George Hulbert 8 August, 2018
To continue our popular series of interviews with leading lights of the property industry, we now offer you the insights of Jane Holland, a leading partner at Bell Gully, long a CoreNet sponsor.
With more than 20 years of experience in commercial property work in New Zealand and the UK, Jane advises on the full range of commercial property transactions - with a particular focus on commercial leasing and development projects. Ranked by Chambers Asia Pacific 2018 in the top tier for real estate, Jane acts for key players in the New Zealand property market including major property companies, developers and retailers. She has also previously co-authored the New Zealand Property Council Retail Lease and authored the current edition of the New Zealand Property Council Office Lease.
Bell Gully has been prominent recently on H&S, the earthquake-prone buildings regime and asbestos. What are the key things that commercial tenants and building owners need to be looking out for right now?
It was great to be part of the recent CoreNet sessions, and to get so many questions from the floor: always a good sign of an engaged audience! CoreNet always attracts people with a desire to be well informed.
I have presented on a variety of different property topics over the years, but ever since the Christchurch earthquakes, seismic issues have been top of everyone’s mind. Asbestos has become very topical just recently - a real issue for tenants in particular.
From a tenant’s perspective, knowing the seismic rating of an existing building is important. A tenant also wants to ensure that the landlord has completed an asbestos survey, and that there is an asbestos management plan in place if needed.

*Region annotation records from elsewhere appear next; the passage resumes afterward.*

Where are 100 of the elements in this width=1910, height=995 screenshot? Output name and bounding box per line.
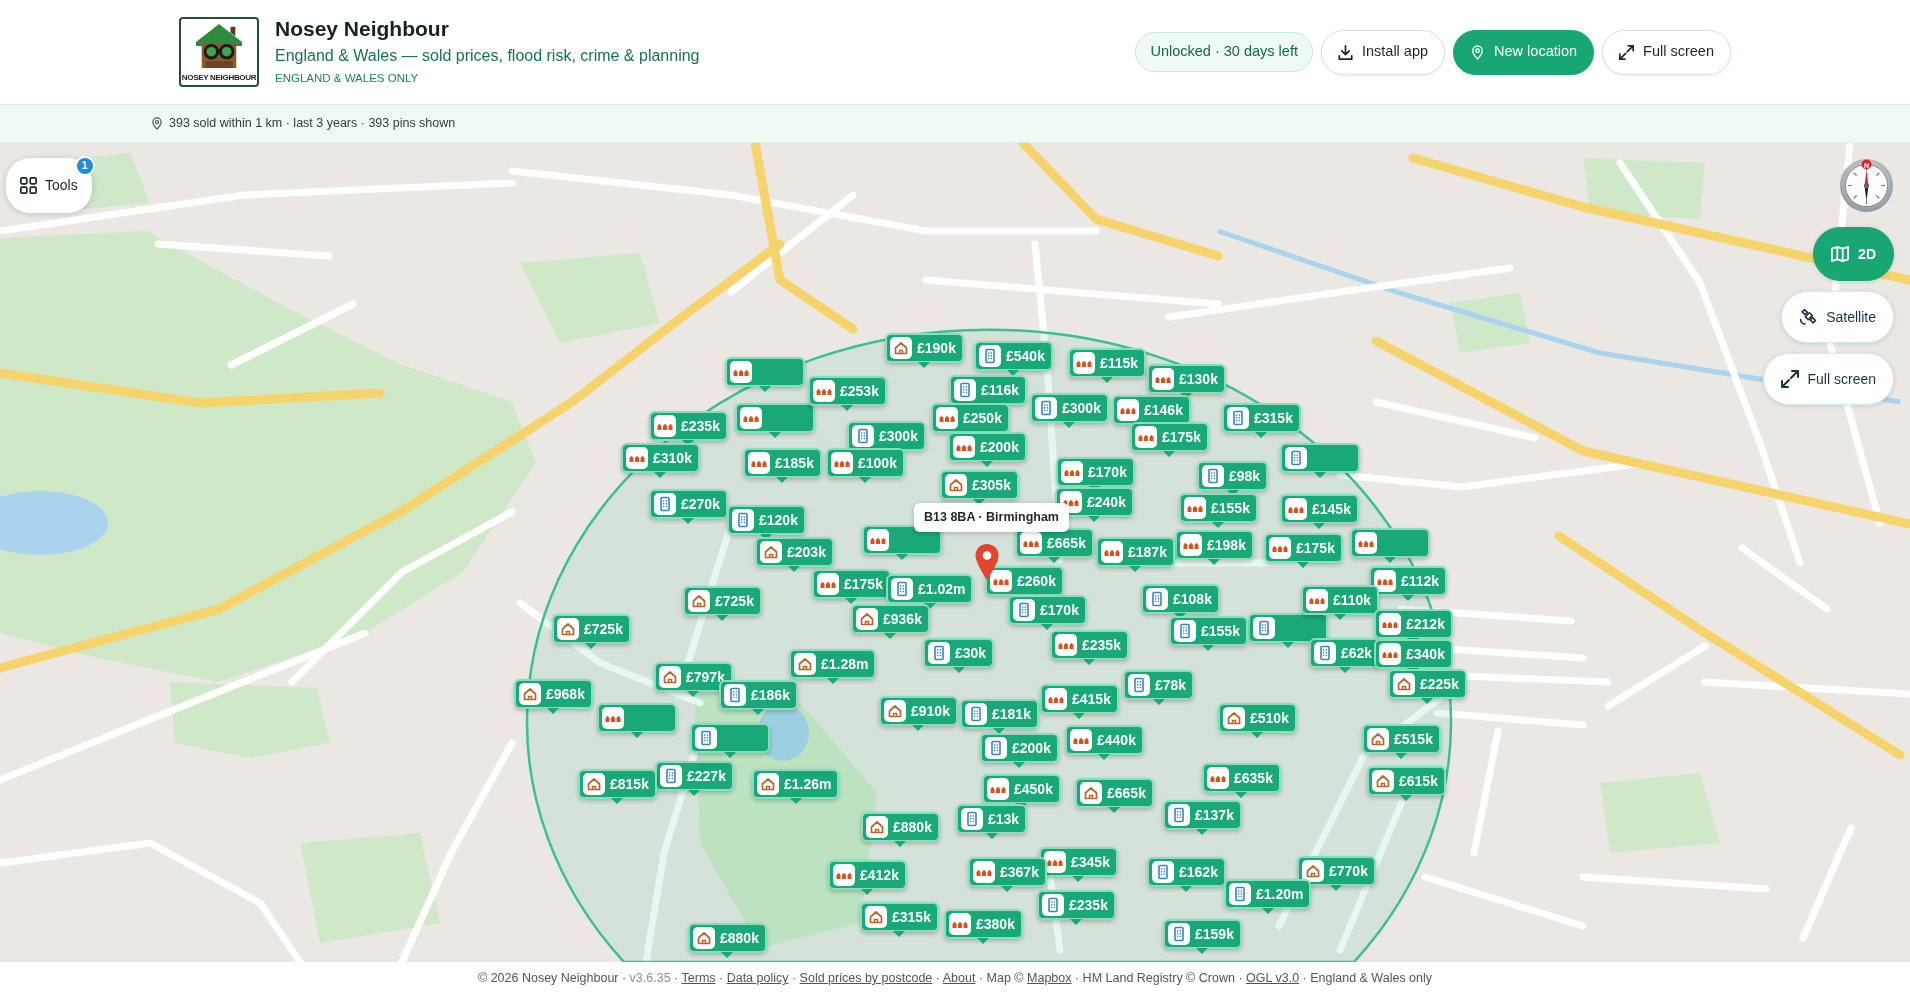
building-icon: [1253, 617, 1275, 639]
app-tagline: England & Wales — sold prices, flood risk, crime & planning: [275, 45, 700, 66]
row-houses-icon: [1306, 589, 1328, 611]
house-icon: [1393, 673, 1415, 695]
row-houses-icon: [987, 778, 1009, 800]
house-icon: [865, 906, 887, 928]
row-houses-icon: [1135, 426, 1157, 448]
house-icon: [794, 653, 816, 675]
row-houses-icon: [1061, 461, 1083, 483]
row-houses-icon: [1379, 643, 1401, 665]
building-icon: [979, 345, 1001, 367]
row-houses-icon: [953, 436, 975, 458]
row-houses-icon: [740, 407, 762, 429]
footer-link[interactable]: About: [942, 971, 976, 986]
building-icon: [1168, 804, 1190, 826]
row-houses-icon: [1379, 613, 1401, 635]
footer-link[interactable]: Mapbox: [1027, 971, 1072, 986]
results-summary: 393 sold within 1 km · last 3 years · 393 pins shown: [169, 115, 456, 133]
compass-icon: [1839, 158, 1894, 213]
grid-icon: [20, 177, 37, 194]
house-icon: [583, 773, 605, 795]
building-icon: [724, 684, 746, 706]
house-icon: [866, 816, 888, 838]
building-icon: [961, 808, 983, 830]
row-houses-icon: [1355, 532, 1377, 554]
footer-text: © 2026 Nosey Neighbour · v3.6.35 · Terms · Data policy · Sold prices by postcode · About · Map © Mapbox · HM Land Registry © Crown · OGL v3.0 · England & Wales only: [477, 970, 1433, 988]
row-houses-icon: [1207, 767, 1229, 789]
building-icon: [1229, 883, 1251, 905]
row-houses-icon: [867, 529, 889, 551]
building-icon: [985, 737, 1007, 759]
row-houses-icon: [1045, 688, 1067, 710]
footer-link[interactable]: OGL v3.0: [1246, 971, 1300, 986]
house-icon: [757, 773, 779, 795]
house-icon: [1367, 728, 1389, 750]
row-houses-icon: [1374, 570, 1396, 592]
footer-link[interactable]: Sold prices by postcode: [799, 971, 933, 986]
location-marker-icon: [974, 543, 1000, 581]
building-icon: [891, 578, 913, 600]
row-houses-icon: [1020, 532, 1042, 554]
house-icon: [688, 590, 710, 612]
location-pin-icon: [1470, 44, 1486, 60]
building-icon: [1314, 642, 1336, 664]
row-houses-icon: [730, 361, 752, 383]
house-icon: [1223, 707, 1245, 729]
row-houses-icon: [831, 452, 853, 474]
row-houses-icon: [973, 861, 995, 883]
building-icon: [1285, 447, 1307, 469]
building-icon: [1128, 674, 1150, 696]
row-houses-icon: [990, 570, 1012, 592]
app-logo[interactable]: NOSEY NEIGHBOUR: [179, 17, 259, 87]
row-houses-icon: [1073, 352, 1095, 374]
header-button[interactable]: New location: [1453, 29, 1595, 75]
building-icon: [1227, 407, 1249, 429]
header-button[interactable]: Install app: [1320, 29, 1446, 75]
building-icon: [965, 703, 987, 725]
building-icon: [1152, 861, 1174, 883]
house-icon: [856, 608, 878, 630]
row-houses-icon: [813, 380, 835, 402]
house-icon: [760, 541, 782, 563]
row-houses-icon: [949, 913, 971, 935]
download-icon: [1337, 44, 1353, 60]
house-icon: [884, 700, 906, 722]
coverage-note: ENGLAND & WALES ONLY: [275, 71, 420, 87]
building-icon: [1168, 923, 1190, 945]
footer-link[interactable]: Terms: [681, 971, 716, 986]
tools-button[interactable]: Tools 1: [6, 158, 92, 213]
map-view-button[interactable]: Satellite: [1781, 291, 1894, 343]
row-houses-icon: [833, 864, 855, 886]
row-houses-icon: [1117, 399, 1139, 421]
row-houses-icon: [1152, 368, 1174, 390]
row-houses-icon: [1184, 497, 1206, 519]
row-houses-icon: [748, 452, 770, 474]
app-title: Nosey Neighbour: [275, 16, 450, 42]
building-icon: [1013, 599, 1035, 621]
building-icon: [732, 509, 754, 531]
row-houses-icon: [936, 407, 958, 429]
building-icon: [1174, 620, 1196, 642]
row-houses-icon: [1269, 537, 1291, 559]
row-houses-icon: [1070, 729, 1092, 751]
building-icon: [660, 765, 682, 787]
building-icon: [1042, 894, 1064, 916]
count-badge: 1: [74, 156, 95, 176]
map-view-button[interactable]: Full screen: [1762, 353, 1894, 405]
row-houses-icon: [654, 415, 676, 437]
building-icon: [1035, 397, 1057, 419]
house-icon: [557, 618, 579, 640]
header-button[interactable]: Full screen: [1602, 29, 1731, 75]
building-icon: [852, 425, 874, 447]
house-icon: [519, 683, 541, 705]
row-houses-icon: [1055, 634, 1077, 656]
row-houses-icon: [817, 573, 839, 595]
location-tooltip: B13 8BA · Birmingham: [914, 503, 1069, 532]
building-icon: [1146, 588, 1168, 610]
building-icon: [1202, 465, 1224, 487]
row-houses-icon: [1180, 534, 1202, 556]
footer-link[interactable]: Data policy: [726, 971, 789, 986]
building-icon: [928, 642, 950, 664]
folded-map-icon: [1831, 245, 1850, 263]
access-status: Unlocked · 30 days left: [1135, 32, 1313, 72]
house-icon: [1080, 782, 1102, 804]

For their part, owners need to be aware of their statutory obligations to manage asbestos and, in certain circumstances, to upgrade a building with a low seismic ratings. Most importantly parties need to consult on this type of information and collaborate if work is needed. That process is reflective of the current Health & Safety regime which provides for ‘horizontal consultation between parties such as a landlord and tenant’.
How is the Health and Safety legislation affecting leasing activity at the moment?
There are many big corporate tenants who require buildings to have a minimum seismic rating. If a building has a seismic rating of less than 67% of new build standard it is categorised as “earthquake risk” (and “earthquake prone” if less than 34%). Often big corporates expect a seismic rating of at least 67%, often higher and they want a detailed seismic assessment to back up the rating.
Owners only have an obligation to do a seismic upgrade if a building is below 34%, and they often have a very long time to complete the work. But owners may well have a commercial imperative to do the work earlier in order to attract the tenants they want.
As corporate tenants are also concerned to ensure that asbestos is being properly managed, they will sometimes get their own asbestos survey done if the landlord hasn’t done it. A tenant needs to do this for its own fit out anyway.
Have leases changed over the years?
Leases have definitely become more sophisticated. There is always a place for a straightforward standard lease, but a lot of transactions out there lend themselves to a more bespoke document and that change is good for everyone and is, a sign that the market is evolving. When I first started practising in New Zealand lots of people questioned how it was possible to specialise in leasing!
Leases are obviously a long-term commitment, and they need to be treated with care. On a new development the term could be ten years or longer. And for owners, the key to growing the investment is to get the best possible terms.
The market has a much more balanced approach to leasing these days. Tenants are more aware of the key issues that they need covered, and that has led to documents that are more balanced as between landlord and tenant.
No one used to focus much on the clauses that dealt with building insurance, damage and destruction and reinstatement. Now there is much more attention paid to those clauses. After the Christchurch earthquakes, many tenants discovered that they had to keep paying rent even if they couldn’t occupy the building because it was in the Red Zone. This led to a lot of discussion between landlords and tenants as to how the parties’ insurance arrangements should work in that sort of situation.
What opportunities and challenges do you see in the corporate real estate sector at present?
We have a number of overseas clients who would like to buy commercial property in New Zealand right now. As they have exhausted the possibilities in Australia, they now see New Zealand (usually Auckland) as the natural extension. But there is limited stock available.
Yields are also often very low at present, which means institutional buyers generally can’t compete with private buyers.
There is generally very little stock available in the office leasing market. The industrial market is really busy -sales and purchases, new development and leasing.